WHITEWASHING THE BLACKLIST
By Henry Holzer
Red Star Over Hollywood: The Film
Colony’s Long Romance with the Left
By Ronald Radosh and Allis Radosh
Encounter Books, 292 pages, $25.95
“How and why,” ask the authors of Red Star Over Hollywood, did so many film artists in the first half of the twentieth century “become enchanted not only with the Left, but with its totalitarian expression, the American Communist Party?” “What were their aims and objectives, and how did they set about achieving them?” To answer these questions, Ronald and Allis Radosh present a detailed mosaic of communism in Hollywood before, during, and after World War II.
Some elements of the communist seduction of Western citizens are well known: Moscow’s creation of the revolution-exporting Comintern in 1919; the duplicitous 1935-1939 “common front”; 1939’s gear-shifting Hitler-Stalin Pact; the “Cold War” struggles—all of which the authors have researched meticulously and related directly to their study of Hollywood’s Communists.

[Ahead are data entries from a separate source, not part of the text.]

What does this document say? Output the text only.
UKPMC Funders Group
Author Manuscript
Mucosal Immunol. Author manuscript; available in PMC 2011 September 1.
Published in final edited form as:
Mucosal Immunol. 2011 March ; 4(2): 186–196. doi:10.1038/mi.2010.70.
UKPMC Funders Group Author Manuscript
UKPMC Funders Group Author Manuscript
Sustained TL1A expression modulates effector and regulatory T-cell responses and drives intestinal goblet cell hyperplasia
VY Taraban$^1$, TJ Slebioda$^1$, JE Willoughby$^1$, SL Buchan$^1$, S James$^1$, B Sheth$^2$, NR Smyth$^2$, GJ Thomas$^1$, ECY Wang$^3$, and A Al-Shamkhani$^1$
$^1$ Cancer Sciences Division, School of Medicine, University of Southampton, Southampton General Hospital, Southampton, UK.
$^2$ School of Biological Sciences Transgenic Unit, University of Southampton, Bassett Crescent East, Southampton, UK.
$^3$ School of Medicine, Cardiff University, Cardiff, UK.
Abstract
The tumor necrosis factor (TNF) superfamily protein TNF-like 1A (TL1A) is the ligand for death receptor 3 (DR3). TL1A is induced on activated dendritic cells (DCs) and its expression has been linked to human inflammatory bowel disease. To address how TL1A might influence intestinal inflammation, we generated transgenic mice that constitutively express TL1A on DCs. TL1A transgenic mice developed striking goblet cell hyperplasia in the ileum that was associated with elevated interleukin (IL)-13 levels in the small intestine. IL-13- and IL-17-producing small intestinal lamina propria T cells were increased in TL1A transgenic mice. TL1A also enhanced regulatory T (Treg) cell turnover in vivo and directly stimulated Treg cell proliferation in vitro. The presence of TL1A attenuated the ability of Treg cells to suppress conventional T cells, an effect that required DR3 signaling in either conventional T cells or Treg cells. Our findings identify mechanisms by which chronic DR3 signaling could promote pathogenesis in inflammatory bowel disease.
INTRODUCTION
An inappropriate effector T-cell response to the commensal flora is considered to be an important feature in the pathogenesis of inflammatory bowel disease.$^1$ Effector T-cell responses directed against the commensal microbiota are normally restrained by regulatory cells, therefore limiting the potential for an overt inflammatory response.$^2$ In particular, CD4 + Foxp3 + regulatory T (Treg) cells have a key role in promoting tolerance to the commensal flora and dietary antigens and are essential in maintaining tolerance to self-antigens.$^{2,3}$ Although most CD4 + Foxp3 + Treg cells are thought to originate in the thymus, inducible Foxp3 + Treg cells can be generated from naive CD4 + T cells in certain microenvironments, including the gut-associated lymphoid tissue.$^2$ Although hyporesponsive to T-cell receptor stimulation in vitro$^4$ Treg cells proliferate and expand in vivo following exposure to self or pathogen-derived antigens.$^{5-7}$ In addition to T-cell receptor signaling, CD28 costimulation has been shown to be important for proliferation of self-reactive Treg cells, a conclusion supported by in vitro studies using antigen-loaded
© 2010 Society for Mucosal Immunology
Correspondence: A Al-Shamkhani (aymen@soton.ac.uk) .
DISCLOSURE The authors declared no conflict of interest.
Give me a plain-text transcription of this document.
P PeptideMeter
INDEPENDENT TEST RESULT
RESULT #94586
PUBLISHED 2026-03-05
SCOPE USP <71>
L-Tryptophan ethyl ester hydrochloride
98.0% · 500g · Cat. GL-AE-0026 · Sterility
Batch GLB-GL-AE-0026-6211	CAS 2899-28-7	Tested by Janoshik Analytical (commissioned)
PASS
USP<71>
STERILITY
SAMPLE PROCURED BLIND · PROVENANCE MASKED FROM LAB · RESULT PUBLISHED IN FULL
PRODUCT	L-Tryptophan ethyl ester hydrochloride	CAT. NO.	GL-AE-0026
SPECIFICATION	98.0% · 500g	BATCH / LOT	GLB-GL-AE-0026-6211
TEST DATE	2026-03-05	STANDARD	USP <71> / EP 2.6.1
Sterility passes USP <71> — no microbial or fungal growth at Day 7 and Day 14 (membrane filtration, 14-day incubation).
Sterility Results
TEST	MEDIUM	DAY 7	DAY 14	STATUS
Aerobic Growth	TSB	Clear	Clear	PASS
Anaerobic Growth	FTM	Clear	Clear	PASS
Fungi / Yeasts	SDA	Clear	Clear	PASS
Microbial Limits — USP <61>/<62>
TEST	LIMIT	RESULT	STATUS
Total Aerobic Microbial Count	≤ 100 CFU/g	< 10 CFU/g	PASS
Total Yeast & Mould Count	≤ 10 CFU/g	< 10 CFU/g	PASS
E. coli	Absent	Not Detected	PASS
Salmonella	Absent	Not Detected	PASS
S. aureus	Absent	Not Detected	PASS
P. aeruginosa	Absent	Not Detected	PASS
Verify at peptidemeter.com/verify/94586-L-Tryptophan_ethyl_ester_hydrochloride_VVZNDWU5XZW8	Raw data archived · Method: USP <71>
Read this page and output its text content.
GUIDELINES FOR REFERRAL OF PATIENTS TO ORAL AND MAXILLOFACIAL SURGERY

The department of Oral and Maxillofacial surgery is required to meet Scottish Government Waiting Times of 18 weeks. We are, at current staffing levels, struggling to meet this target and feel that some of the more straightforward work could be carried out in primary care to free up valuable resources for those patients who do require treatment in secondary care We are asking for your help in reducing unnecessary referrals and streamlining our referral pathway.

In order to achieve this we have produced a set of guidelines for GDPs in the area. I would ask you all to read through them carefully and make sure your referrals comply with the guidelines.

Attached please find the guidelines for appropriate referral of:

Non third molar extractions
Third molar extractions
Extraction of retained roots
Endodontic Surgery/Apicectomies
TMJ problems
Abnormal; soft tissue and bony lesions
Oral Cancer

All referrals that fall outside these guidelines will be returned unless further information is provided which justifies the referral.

Other pieces are less familiar. Original research by the authors (their book contains 552 footnotes and extensive bibliographical support) depicts the psychologies of the principal Communist players in Hollywood; the pipeline that linked New York City’s radical theater to Hollywood’s movie studios; the infighting over Communist attempts to co-opt the movie studio unions; the inside story of the major cinematic accomplishment of Hollywood’s Communists, the 1943 film Mission To Moscow.
Red Star Over Hollywood depicts a relatively small coterie of largely ineffectual writers, actors, and directors who mindlessly followed the Comintern’s orders to imbue Hollywood films with Communist propaganda. These true believers defended every twist in the party line, raised and contributed money for Communist-backed causes, and sought control of the movie unions. There was no shortage of fellow travelers. And there were also some prominent opponents. Familiar names abound: Reagan, Cagney, Kazan, Schulberg, Bogart, Bacall, Zanuck, Wayne, Garfield, Gable, DeHavilland—all players in a real life drama pitting totalitarian ideology against America’s fundamental freedoms.
When the House Un-American Activities Committee investigated Hollywood’s aggressive Communists, the Left portrayed those investigated as martyrs. Urged on, we now know, by the Party and radical lawyers, the so-called Hollywood Ten turned their testimony into a political circus. The Radoshes (who find fault with HUAC’s procedures and goals) identify a perverse symbiosis: The committee needed fall guys to expose, and the Hollywood Ten used their subpoenaed appearances to convert themselves from reviled Communists into heroic victims of a right-wing witch hunt.
In this way, the myth of the “black list” took root—claiming that the Hollywood Ten and others were abused by a red-baiting witch hunt conducted by political zealots for their own aggrandizement. The Radoshes characterize this as a “fable of innocence destroyed by malice [that] has acquired an almost irresistible sanctity during half a century of telling and retelling.” Exposing the blacklist myth is a goal of their book, and they achieve it admirably.
They irrefutably demonstrate, however, that the Hollywood Ten truly were militant Communists. They wrapped themselves in the American flag when it suited them, and in the Soviet flag when they were ordered to. Far from being heroes or victims, they were merely pawns used by a totalitarian system they embraced warmly—a system that in the end chewed them up and spit them out.
Which was no less than they deserved.
Henry Mark Holzer is professor emeritus at Brooklyn Law School.